No clue what your point about the video is. Yes, I now understand what the purpose is in removing the firing pin when checking brass and chambering. Makes sense.

The brass doesn't fail at the shoulder.
 
The brass doesn't fail at the shoulder.

Seems to me the OP is likely quite conscious of that and it also appears to me that he started this thread in an attempt to gain a better understanding of the mechanics of the chamber/case/die/shellholder relationship, in order to mitigate the potential for case head separation; which I'm thinking ain't a bad idea. ....but maybe I just don't get it.
 
Seems to me the OP is likely quite conscious of that and it also appears to me that he started this thread in an attempt to gain a better understanding of the mechanics of the chamber/case/die/shellholder relationship, in order to mitigate the potential for case head separation; which I'm thinking ain't a bad idea. ....but maybe I just don't get it.

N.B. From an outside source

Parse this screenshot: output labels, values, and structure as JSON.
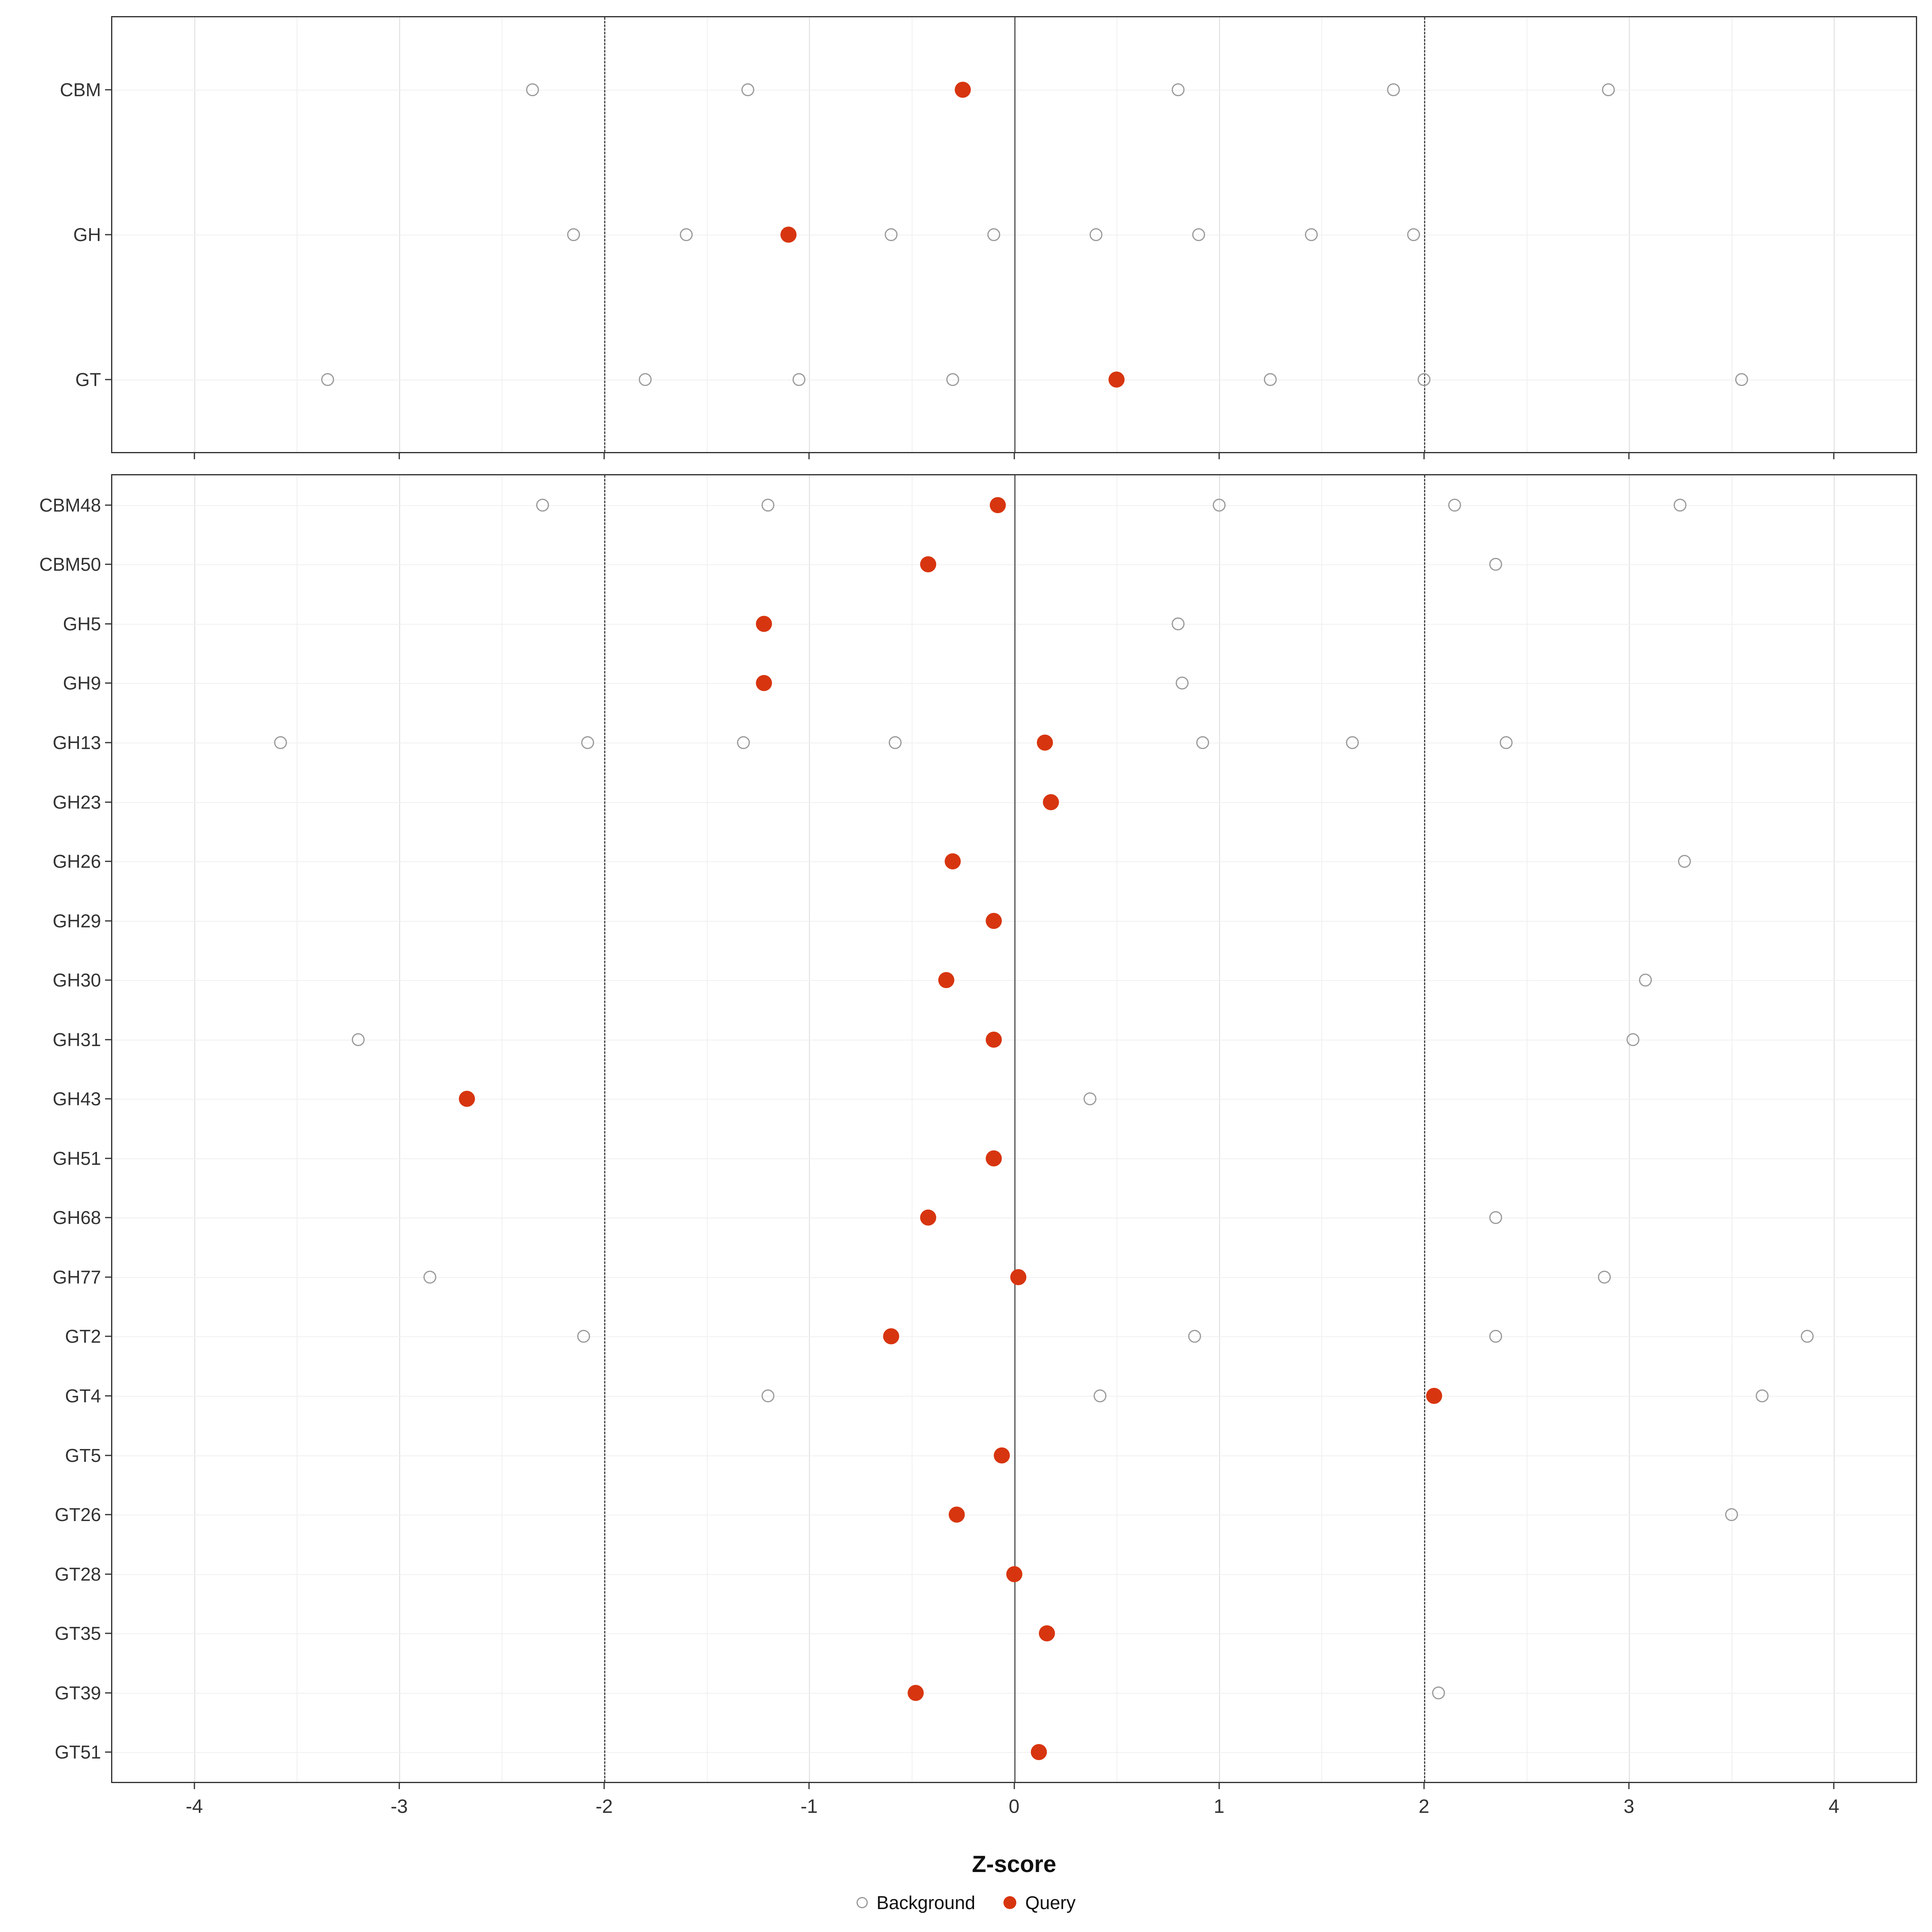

He sounds like he is new at reloading and imagining problems that don't exist because of all of the things he reads on this website. I have been reloading for 45 years and never had a case head separation. I think you have to have extreme pressures to get head separation. I have never seen one or heard of anyone I know having one. Get real it's just a hunting caliber factory rifle not made for serious competition. All the things he reads about to make perfect ammo probably won't make his rifle shoot any better. Most hunter type people don't have the bench skills to shoot groups the rifle is capable of. I see people at the range every day that have custom rifles much more expensive than mine and I almost always shoot groups much smaller than the other guys. You shoot small groups at the range not on the loading bench.

Question:
Someone recommended grinding .020" off the shell holder. The case body is tapered and the die is tapered. If you push the case to far in the die won't it size the body too much? There is an assumption that the die was not machined properly?
 
If your die is F,ed up why would you mess up your shell holder? Take it off the die or trash it
all together. I would do some serious measuring before hand. And afterwards.